Les requérants ont introduit deux référés d'heure à heure afin de contester la légitimité de Maurice Kamto. Ils demandent notamment au juge d'interdire à ce dernier de s'exprimer au nom du MRC, d'annuler les décisions prises sous sa direction et de désigner un administrateur provisoire chargé de conduire les affaires du parti.
Au cœur de leur argumentation figure une question juridique majeure. Les plaignants soutiennent que Maurice Kamto aurait quitté le MRC en juin 2025 pour rejoindre le MANIDEM dans le cadre de l'élection présidentielle. Selon eux, cette décision aurait créé une vacance de pouvoir, rendant irrégulière la Convention extraordinaire du 21 décembre 2025 qui l'a confirmé à la présidence du parti.
L'audience prévue le 9 juillet est donc suivie avec une attention particulière par les observateurs de la vie politique camerounaise.
Le MRC contre-attaque
Face à cette offensive judiciaire, la direction du MRC affiche sa sérénité. Son secrétaire national chargé des affaires juridiques, Me Roland Dieuwou, rejette catégoriquement les arguments avancés par les dissidents.
L'avocat estime que la procédure engagée repose sur une interprétation erronée des textes du parti. Il rappelle que le Directoire avait déjà considéré, dès le 21 juillet 2025, que la démission de Maurice Kamto
« n'entre pas dans les prévisions de l'article 68(2) du règlement intérieur ».
Cette position avait ensuite été confirmée par le Conseil national du 6 septembre 2025, qui avait validé le retour de Maurice Kamto à la tête du MRC.
Pour Me Dieuwou, les recours déposés devant la justice ne résistent donc pas à l'analyse juridique. Avec une formule devenue virale, il a lancé aux contestataires.
« Allez chercher autre chose ! »
estimant que les textes internes du parti suffisent à tordre le coup aux accusations d'illégitimité.
Une opposition fragilisée à l'approche des élections
Au-delà du cas personnel de Willy Mengue, cette crise met en lumière les tensions qui traversent aujourd'hui le principal parti d'opposition au Cameroun.
Le MRC tente de préserver son unité alors que le pays s'apprête à vivre une séquence électorale déterminante. Mais les divisions internes risquent d'affaiblir sa crédibilité auprès d'un électorat qui attend davantage de cohésion que de règlements de comptes.
Pour certains militants, les sanctions disciplinaires traduisent une volonté de restaurer l'autorité de la direction.

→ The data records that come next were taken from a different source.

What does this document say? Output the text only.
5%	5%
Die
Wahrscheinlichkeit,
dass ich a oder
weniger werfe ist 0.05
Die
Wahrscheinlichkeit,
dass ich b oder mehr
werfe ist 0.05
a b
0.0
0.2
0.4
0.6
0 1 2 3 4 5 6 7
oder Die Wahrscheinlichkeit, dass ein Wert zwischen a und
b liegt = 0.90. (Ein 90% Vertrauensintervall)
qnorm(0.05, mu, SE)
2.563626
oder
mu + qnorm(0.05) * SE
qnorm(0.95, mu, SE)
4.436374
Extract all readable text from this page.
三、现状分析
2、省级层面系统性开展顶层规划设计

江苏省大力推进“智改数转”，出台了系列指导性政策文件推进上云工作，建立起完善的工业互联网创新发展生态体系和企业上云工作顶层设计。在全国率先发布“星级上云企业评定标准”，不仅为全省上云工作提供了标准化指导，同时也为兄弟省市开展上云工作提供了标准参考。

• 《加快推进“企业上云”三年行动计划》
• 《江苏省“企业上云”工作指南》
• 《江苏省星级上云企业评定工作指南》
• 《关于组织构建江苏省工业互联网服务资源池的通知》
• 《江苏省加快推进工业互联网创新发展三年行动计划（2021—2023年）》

D'autres y voient, au contraire, le symptôme d'un malaise plus profond, marqué par des divergences sur la gouvernance du parti et sur son fonctionnement démocratique.
Une bataille décisive pour l'avenir du parti
Le rendez-vous judiciaire pourrait désormais peser lourd sur l'avenir du MRC. Si les requérants obtenaient gain de cause, c'est toute l'architecture institutionnelle du parti qui pourrait être remise en question, avec des conséquences politiques majeures à quelques mois des scrutins.
À l'inverse, une victoire judiciaire de Maurice Kamto conforterait son autorité et celle de son équipe dirigeante. Mais même dans cette hypothèse, les blessures laissées par cette crise seront difficiles à refermer.
L'exclusion de Willy Mengue apparaît ainsi comme bien plus qu'une simple sanction disciplinaire. Elle symbolise une lutte d'influence qui oppose deux visions de l'avenir du MRC. Dans un contexte politique où l'opposition cherche à renforcer sa capacité de mobilisation, cette guerre interne constitue un défi majeur.